Esse fenômeno reflete uma correlação direta com a representatividade democrática das urnas. Em uma democracia, o poder emana do povo e é exercido por meio de seus representantes eleitos. Portanto, quando vemos um aumento de candidatos com identificação religiosa e sua consequente eleição, o que se evidencia é a vontade de uma parcela da sociedade que se reconhece e se sente representada por esses valores. Isso não apenas legitima a presença das religiões no espaço público, mas também fortalece a soberania popular, pois mostra que os cidadãos estão escolhendo ativamente representantes que compartilham de suas crenças e valores morais.
É importante que a voz das religiões, em toda a sua diversidade, seja ouvida e considerada no debate público, contribuindo para uma sociedade mais plural e verdadeiramente representativa
A presença de políticos que se identificam publicamente com suas convicções religiosas é, assim, um reflexo da diversidade e da riqueza cultural e espiritual do Brasil. Mais do que isso, ela demonstra que a democracia brasileira está amadurecendo, permitindo que diferentes segmentos da sociedade se expressem livremente e participem da construção do espaço político de maneira legítima e transparente. O voto nas urnas, nesse sentido, torna-se uma forma de expressão dessa pluralidade religiosa e cultural, o que é essencial para garantir que a democracia seja verdadeiramente representativa e inclusiva.
A tentativa de isolar ou excluir as influências religiosas da arena pública, sob o argumento de neutralidade, acabaria por suprimir a vontade de milhões de brasileiros que veem na fé um elemento central de suas vidas. A democracia, para ser autêntica, deve acolher todas as expressões legítimas da vontade popular, inclusive aquelas que emanam de convicções religiosas. Em um sistema laico colaborativo, como é o caso do Brasil, a religião e o Estado se separam, mas isso não significa que os valores e as convicções religiosas dos cidadãos não devam ter voz e influência. O que se busca é que essa voz seja articulada com respeito às regras do jogo democrático, dialogando com a razão pública e contribuindo para a formulação de políticas que atendam ao interesse comum.
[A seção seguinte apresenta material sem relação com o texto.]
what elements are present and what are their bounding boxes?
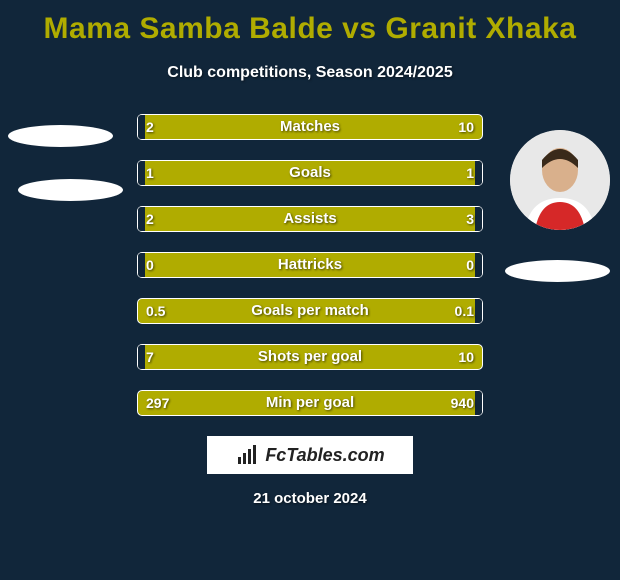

Assim sendo, a eleição de candidatos com identificação religiosa não é um retrocesso ou um desvio da laicidade; é uma expressão da vontade soberana do povo que se reflete nas urnas e nas estruturas do poder.
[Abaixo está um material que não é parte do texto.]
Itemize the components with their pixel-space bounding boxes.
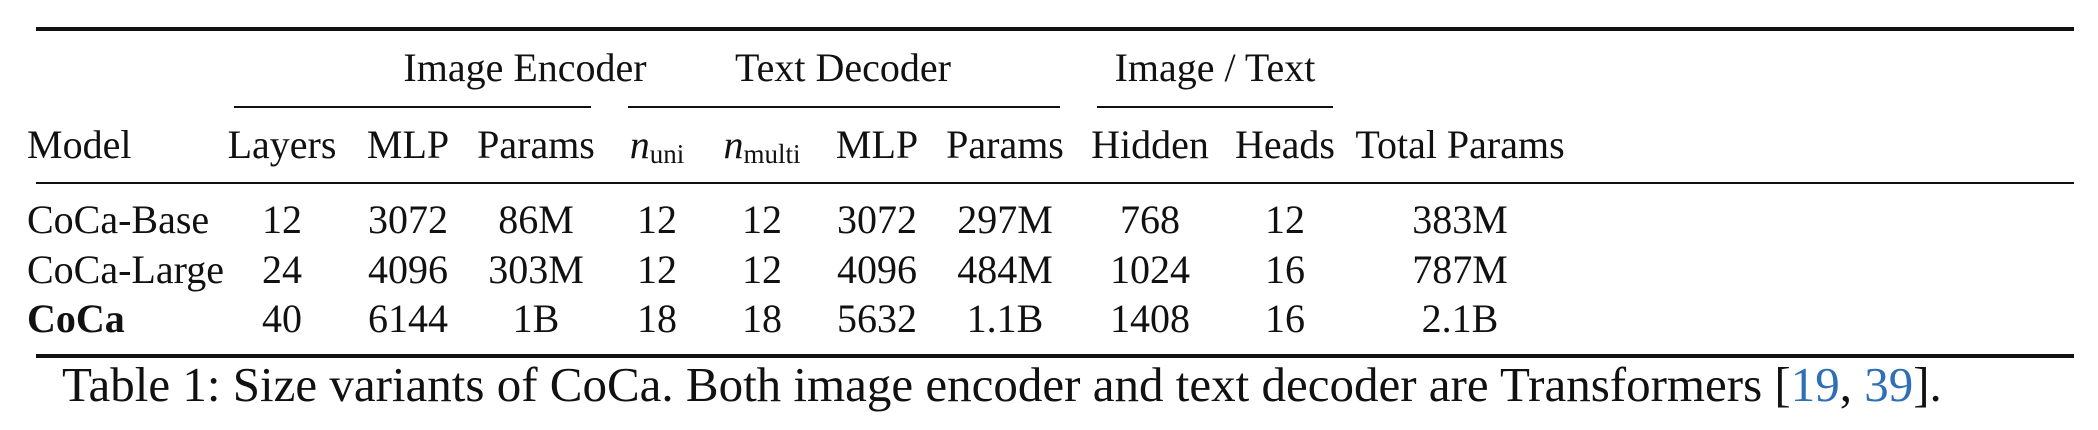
table-cell: 2.1B xyxy=(1421,296,1499,341)
table-cell: 12 xyxy=(262,197,302,242)
table-cell: 12 xyxy=(1265,197,1305,242)
table-header-rule xyxy=(36,182,2074,184)
table-cell: 1408 xyxy=(1110,296,1190,341)
table-cell: 1.1B xyxy=(966,296,1044,341)
table-cell: 18 xyxy=(742,296,782,341)
group-rule-image-text xyxy=(1097,106,1333,108)
citation-link-39[interactable]: 39 xyxy=(1864,357,1914,412)
table-cell: 297M xyxy=(957,197,1053,242)
caption-suffix: ]. xyxy=(1913,357,1942,412)
table-cell: 6144 xyxy=(368,296,448,341)
table-cell: 768 xyxy=(1120,197,1180,242)
table-cell: 4096 xyxy=(368,247,448,292)
table-cell: 86M xyxy=(498,197,574,242)
group-header-image-text: Image / Text xyxy=(1114,45,1316,90)
group-header-text-decoder: Text Decoder xyxy=(735,45,951,90)
row-coca-model: CoCa xyxy=(27,296,125,341)
table-bottom-rule xyxy=(36,354,2074,358)
row-coca-large-model: CoCa-Large xyxy=(27,247,224,292)
column-header-total-params: Total Params xyxy=(1355,122,1565,167)
table-cell: 18 xyxy=(637,296,677,341)
n-uni-base: n xyxy=(629,122,650,167)
table-cell: 484M xyxy=(957,247,1053,292)
table-cell: 3072 xyxy=(837,197,917,242)
n-multi-subscript: multi xyxy=(743,139,801,169)
table-cell: 12 xyxy=(637,247,677,292)
column-header-layers: Layers xyxy=(227,122,337,167)
table-cell: 3072 xyxy=(368,197,448,242)
column-header-heads: Heads xyxy=(1235,122,1335,167)
group-rule-text-decoder xyxy=(628,106,1060,108)
group-rule-image-encoder xyxy=(234,106,591,108)
table-cell: 24 xyxy=(262,247,302,292)
column-header-image-params: Params xyxy=(477,122,595,167)
table-cell: 12 xyxy=(742,247,782,292)
table-cell: 787M xyxy=(1412,247,1508,292)
table-cell: 12 xyxy=(637,197,677,242)
table-cell: 12 xyxy=(742,197,782,242)
row-coca-base-model: CoCa-Base xyxy=(27,197,210,242)
column-header-text-params: Params xyxy=(946,122,1064,167)
table-cell: 1024 xyxy=(1110,247,1190,292)
caption-text: Table 1: Size variants of CoCa. Both ima… xyxy=(62,357,1791,412)
table-cell: 16 xyxy=(1265,247,1305,292)
group-header-image-encoder: Image Encoder xyxy=(403,45,647,90)
column-header-hidden: Hidden xyxy=(1091,122,1209,167)
column-header-text-mlp: MLP xyxy=(835,122,919,167)
table-cell: 1B xyxy=(512,296,560,341)
column-header-n-multi: nmulti xyxy=(723,121,800,178)
column-header-image-mlp: MLP xyxy=(366,122,450,167)
n-uni-subscript: uni xyxy=(649,139,685,169)
table-cell: 4096 xyxy=(837,247,917,292)
table-caption: Table 1: Size variants of CoCa. Both ima… xyxy=(62,355,1942,415)
table-cell: 40 xyxy=(262,296,302,341)
citation-link-19[interactable]: 19 xyxy=(1790,357,1840,412)
n-multi-base: n xyxy=(723,122,744,167)
table-top-rule xyxy=(36,27,2074,31)
table-cell: 16 xyxy=(1265,296,1305,341)
column-header-n-uni: nuni xyxy=(630,121,685,178)
table-cell: 303M xyxy=(488,247,584,292)
table-cell: 383M xyxy=(1412,197,1508,242)
table-cell: 5632 xyxy=(837,296,917,341)
column-header-model: Model xyxy=(27,122,132,167)
caption-separator: , xyxy=(1839,357,1865,412)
É a democracia em ação, onde todos os segmentos sociais, religiosos ou não, têm o direito de se fazer ouvir e de participar da construção de um país que respeite sua identidade e que acolha a diversidade como valor fundamental. Assim, os valores religiosos, longe de serem excluídos, tornam-se parceiros na busca por soluções duradouras e pela promoção do bem comum, fortalecendo a democracia e a soberania popular em sua essência.